Brent recoups part of sell-off as US–Iran deal optimism fades and volatility spikes

    by VT Markets
    /
    May 27, 2026

    Brent crude retraced roughly half of Monday’s sell-off as optimism over a potential US–Iran deal cooled, before slipping again in early trading. With little definitive news this week, expectations around timing have shifted, keeping prices several dollars below Friday’s close. Market focus has also been on Iran’s demand, via Tasnim, for the release of half of its $24bn in frozen assets upon reaching an agreement, a topic discussed during chief negotiator Ghalibaf’s visit to Qatar, which ended yesterday.

    On the US side, Secretary of State Marco Rubio said it would take “a few days” to agree the draft’s language and reiterated a demand for the Strait of Hormuz to remain open “unimpeded, without tolls”. The Wall Street Journal reported the US Navy was assisting vessels through the strait, though US Central Command later denied restarting escorts. Over the past 24 hours, Brent rose 3.58%, while still reversing only part of Monday’s 7.15% fall; it was down 1.57% to $98.02 a barrel this morning, about $5.50 below Friday’s $103.54 close.
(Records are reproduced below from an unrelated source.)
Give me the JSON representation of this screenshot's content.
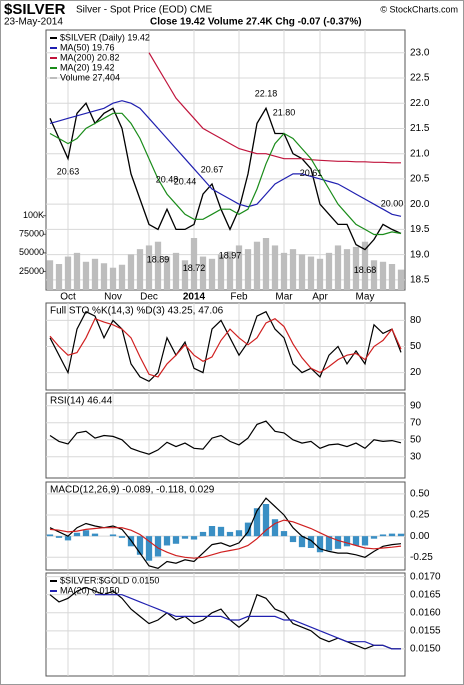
{
  "header": {
    "symbol": "$SILVER",
    "name": "Silver - Spot Price (EOD) CME",
    "date": "23-May-2014",
    "summary": "Close 19.42 Volume 27.4K Chg -0.07 (-0.37%)",
    "credit": "© StockCharts.com"
  },
  "chart_data": [
    {
      "type": "line",
      "categories": [
        null,
        null,
        "Oct",
        null,
        null,
        null,
        null,
        "Nov",
        null,
        null,
        null,
        "Dec",
        null,
        null,
        null,
        null,
        "2014",
        null,
        null,
        null,
        null,
        "Feb",
        null,
        null,
        null,
        null,
        "Mar",
        null,
        null,
        null,
        "Apr",
        null,
        null,
        null,
        null,
        "May",
        null,
        null,
        null,
        null
      ],
      "ylim": [
        18.3,
        23.45
      ],
      "yticks": [
        18.5,
        {
          "value": 19,
          "label": "19.0"
        },
        19.5,
        {
          "value": 20,
          "label": "20.0"
        },
        20.5,
        {
          "value": 21,
          "label": "21.0"
        },
        21.5,
        {
          "value": 22,
          "label": "22.0"
        },
        22.5,
        {
          "value": 23,
          "label": "23.0"
        }
      ],
      "y2lim": [
        0,
        350000
      ],
      "y2ticks": [
        25000,
        50000,
        75000,
        {
          "value": 100000,
          "label": "100K"
        }
      ],
      "grid": true,
      "series": [
        {
          "name": "$SILVER (Daily) 19.42",
          "color": "#000000",
          "values": [
            21.7,
            21.3,
            20.9,
            21.8,
            22.0,
            21.6,
            21.8,
            21.9,
            21.5,
            20.6,
            20.1,
            19.6,
            19.5,
            19.9,
            19.5,
            19.5,
            19.6,
            20.2,
            20.4,
            19.9,
            19.5,
            19.9,
            20.6,
            21.6,
            21.9,
            21.4,
            21.4,
            21.0,
            20.9,
            20.7,
            20.0,
            19.8,
            19.6,
            19.6,
            19.2,
            19.1,
            19.3,
            19.6,
            19.5,
            19.42
          ]
        },
        {
          "name": "MA(50) 19.76",
          "color": "#2020b0",
          "values": [
            21.6,
            21.65,
            21.7,
            21.75,
            21.8,
            21.85,
            21.9,
            22.0,
            22.05,
            22.0,
            21.9,
            21.7,
            21.5,
            21.3,
            21.1,
            20.9,
            20.7,
            20.5,
            20.3,
            20.2,
            20.1,
            20.0,
            19.95,
            20.0,
            20.2,
            20.4,
            20.5,
            20.6,
            20.6,
            20.55,
            20.5,
            20.45,
            20.4,
            20.3,
            20.2,
            20.1,
            20.0,
            19.9,
            19.8,
            19.76
          ]
        },
        {
          "name": "MA(200) 20.82",
          "color": "#c0143c",
          "values": [
            null,
            null,
            null,
            null,
            null,
            null,
            null,
            null,
            null,
            null,
            null,
            23.0,
            22.7,
            22.4,
            22.1,
            21.9,
            21.7,
            21.5,
            21.4,
            21.3,
            21.2,
            21.1,
            21.05,
            21.0,
            21.0,
            20.95,
            20.9,
            20.9,
            20.9,
            20.88,
            20.87,
            20.86,
            20.85,
            20.85,
            20.84,
            20.84,
            20.83,
            20.83,
            20.82,
            20.82
          ]
        },
        {
          "name": "MA(20) 19.42",
          "color": "#1a8c1a",
          "values": [
            21.4,
            21.3,
            21.2,
            21.3,
            21.5,
            21.6,
            21.7,
            21.8,
            21.8,
            21.6,
            21.3,
            20.9,
            20.5,
            20.2,
            20.0,
            19.8,
            19.7,
            19.7,
            19.8,
            19.9,
            19.9,
            19.8,
            19.9,
            20.3,
            20.8,
            21.2,
            21.4,
            21.3,
            21.1,
            20.9,
            20.6,
            20.3,
            20.0,
            19.8,
            19.6,
            19.5,
            19.4,
            19.4,
            19.45,
            19.42
          ]
        },
        {
          "name": "Volume 27,404",
          "color": "#bdbdbd",
          "type": "bar",
          "axis": "y2",
          "values": [
            40000,
            35000,
            45000,
            50000,
            38000,
            42000,
            36000,
            30000,
            34000,
            48000,
            55000,
            60000,
            65000,
            45000,
            50000,
            40000,
            70000,
            45000,
            42000,
            48000,
            52000,
            60000,
            55000,
            65000,
            70000,
            60000,
            50000,
            55000,
            48000,
            45000,
            42000,
            50000,
            60000,
            55000,
            58000,
            65000,
            40000,
            38000,
            35000,
            27404
          ]
        }
      ],
      "annotations": [
        {
          "at": 2,
          "value": 20.63
        },
        {
          "at": 13,
          "value": 20.48
        },
        {
          "at": 15,
          "value": 20.44
        },
        {
          "at": 18,
          "value": 20.67
        },
        {
          "at": 24,
          "value": 22.18
        },
        {
          "at": 26,
          "value": 21.8,
          "label": "21.80"
        },
        {
          "at": 29,
          "value": 20.61
        },
        {
          "at": 38,
          "value": 20,
          "label": "20.00"
        },
        {
          "at": 12,
          "value": 18.89
        },
        {
          "at": 16,
          "value": 18.72
        },
        {
          "at": 20,
          "value": 18.97
        },
        {
          "at": 35,
          "value": 18.68
        }
      ]
    },
    {
      "type": "line",
      "title": "Full STO %K(14,3) %D(3) 43.25, 47.06",
      "ylim": [
        0,
        100
      ],
      "yticks": [
        20,
        50,
        80
      ],
      "grid": true,
      "series": [
        {
          "color": "#000000",
          "values": [
            60,
            40,
            20,
            70,
            90,
            85,
            60,
            80,
            70,
            30,
            15,
            10,
            20,
            60,
            40,
            55,
            25,
            20,
            70,
            80,
            60,
            40,
            55,
            85,
            90,
            70,
            60,
            30,
            20,
            25,
            15,
            40,
            50,
            30,
            45,
            30,
            75,
            65,
            70,
            43.25
          ]
        },
        {
          "color": "#d02020",
          "values": [
            62,
            50,
            40,
            43,
            60,
            82,
            78,
            75,
            70,
            60,
            38,
            18,
            15,
            30,
            40,
            52,
            40,
            33,
            38,
            57,
            70,
            60,
            52,
            60,
            77,
            82,
            73,
            53,
            37,
            25,
            20,
            27,
            35,
            40,
            42,
            35,
            50,
            57,
            70,
            47.06
          ]
        }
      ]
    },
    {
      "type": "line",
      "title": "RSI(14) 46.44",
      "ylim": [
        5,
        105
      ],
      "yticks": [
        30,
        50,
        70,
        90
      ],
      "grid": true,
      "series": [
        {
          "color": "#000000",
          "values": [
            55,
            48,
            45,
            58,
            60,
            52,
            55,
            54,
            50,
            40,
            36,
            33,
            38,
            47,
            42,
            46,
            40,
            39,
            52,
            55,
            48,
            44,
            52,
            68,
            72,
            60,
            58,
            50,
            46,
            48,
            40,
            44,
            45,
            42,
            46,
            40,
            50,
            48,
            49,
            46.44
          ]
        }
      ]
    },
    {
      "type": "line",
      "title": "MACD(12,26,9) -0.089, -0.118, 0.029",
      "ylim": [
        -0.4,
        0.64
      ],
      "yticks": [
        {
          "value": 0.5,
          "label": "0.50"
        },
        0.25,
        {
          "value": 0,
          "label": "0.00"
        },
        -0.25
      ],
      "grid": true,
      "series": [
        {
          "color": "#3a8fc4",
          "type": "bar",
          "values": [
            0.02,
            -0.02,
            -0.05,
            0.04,
            0.07,
            0.03,
            0,
            0.02,
            -0.02,
            -0.12,
            -0.22,
            -0.29,
            -0.24,
            -0.11,
            -0.09,
            -0.03,
            -0.04,
            0.05,
            0.12,
            0.11,
            0.05,
            0.07,
            0.16,
            0.33,
            0.38,
            0.2,
            0.06,
            -0.07,
            -0.13,
            -0.14,
            -0.19,
            -0.17,
            -0.15,
            -0.12,
            -0.11,
            -0.11,
            -0.03,
            0.02,
            0.03,
            0.029
          ]
        },
        {
          "color": "#000000",
          "values": [
            0.1,
            0.05,
            0,
            0.1,
            0.15,
            0.12,
            0.1,
            0.12,
            0.08,
            -0.05,
            -0.2,
            -0.35,
            -0.38,
            -0.3,
            -0.32,
            -0.28,
            -0.3,
            -0.2,
            -0.1,
            -0.08,
            -0.12,
            -0.08,
            0.05,
            0.3,
            0.45,
            0.35,
            0.25,
            0.1,
            0,
            -0.05,
            -0.15,
            -0.18,
            -0.2,
            -0.2,
            -0.22,
            -0.25,
            -0.18,
            -0.12,
            -0.1,
            -0.089
          ]
        },
        {
          "color": "#d02020",
          "values": [
            0.08,
            0.07,
            0.05,
            0.06,
            0.08,
            0.09,
            0.1,
            0.1,
            0.1,
            0.07,
            0.02,
            -0.06,
            -0.14,
            -0.19,
            -0.23,
            -0.25,
            -0.26,
            -0.25,
            -0.22,
            -0.19,
            -0.17,
            -0.15,
            -0.11,
            -0.03,
            0.07,
            0.15,
            0.19,
            0.17,
            0.13,
            0.09,
            0.04,
            -0.01,
            -0.05,
            -0.08,
            -0.11,
            -0.14,
            -0.15,
            -0.14,
            -0.13,
            -0.118
          ]
        }
      ]
    },
    {
      "type": "line",
      "ylim": [
        0.01425,
        0.0171
      ],
      "yticks": [
        {
          "value": 0.015,
          "label": "0.0150"
        },
        {
          "value": 0.0155,
          "label": "0.0155"
        },
        {
          "value": 0.016,
          "label": "0.0160"
        },
        {
          "value": 0.0165,
          "label": "0.0165"
        },
        {
          "value": 0.017,
          "label": "0.0170"
        }
      ],
      "grid": true,
      "series": [
        {
          "name": "$SILVER:$GOLD 0.0150",
          "color": "#000000",
          "values": [
            0.0165,
            0.0163,
            0.0164,
            0.0166,
            0.0167,
            0.0166,
            0.0165,
            0.0166,
            0.0164,
            0.0161,
            0.0159,
            0.0157,
            0.0158,
            0.016,
            0.0158,
            0.0159,
            0.0157,
            0.0158,
            0.016,
            0.0161,
            0.0158,
            0.0156,
            0.0158,
            0.0165,
            0.0164,
            0.0161,
            0.016,
            0.0157,
            0.0156,
            0.0155,
            0.0153,
            0.0152,
            0.0153,
            0.0152,
            0.0151,
            0.015,
            0.0151,
            0.0151,
            0.015,
            0.015
          ]
        },
        {
          "name": "MA(20) 0.0150",
          "color": "#2020b0",
          "values": [
            null,
            null,
            null,
            null,
            null,
            0.0165,
            0.0165,
            0.0165,
            0.0165,
            0.0164,
            0.0163,
            0.0162,
            0.0161,
            0.016,
            0.0159,
            0.0159,
            0.0159,
            0.0159,
            0.0159,
            0.0159,
            0.0158,
            0.0158,
            0.0159,
            0.0159,
            0.0159,
            0.0159,
            0.0158,
            0.0158,
            0.0157,
            0.0156,
            0.0155,
            0.0154,
            0.0153,
            0.0152,
            0.0152,
            0.0152,
            0.0151,
            0.0151,
            0.015,
            0.015
          ]
        }
      ]
    }
  ]
}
    Market Sensitivity and Trading Environment

    We see oil prices being pushed and pulled by headlines surrounding the potential for a US-Iran agreement. Brent crude is currently trading around $96.50 a barrel, well off its recent highs above $103, showing how sensitive the market is to perceived supply changes. This environment makes holding long-term directional bets risky, favoring short-term strategies.

    The uncertainty has caused implied volatility on Brent options to spike, with the OVX climbing above 35, a level we have not seen in several months. An agreement could release an estimated 1.3 million barrels per day of Iranian oil onto the global market within a short period. This potential supply flood is the primary reason for the sharp price drops we witnessed last week.

    Historical Roadmaps and Strategic Recommendations

    We recommend looking back at the period leading up to the 2015 JCPOA agreement for a potential roadmap. In the six months before that deal was finalized, oil prices fell by roughly 20% in anticipation of returning Iranian supply. A similar pattern could unfold now, suggesting that any confirmed progress in talks should be treated as a bearish signal for crude prices.

    In this environment, we believe traders should focus on options to manage the binary risk of a deal being signed or collapsing. Buying straddles or strangles allows for a pure play on the high volatility, profiting from a large price move in either direction without guessing the outcome. For those with a strong conviction a deal is imminent, selling out-of-the-money call spreads offers a way to capitalize on a potential price decline while defining risk.

    We are advising traders to pay close attention to language from negotiators regarding the Strait of Hormuz, as this remains a key US demand. Any reports of naval movements or escort activity in the strait will be a significant market-moving catalyst. These geopolitical signals are currently more important than traditional inventory data for short-term price direction.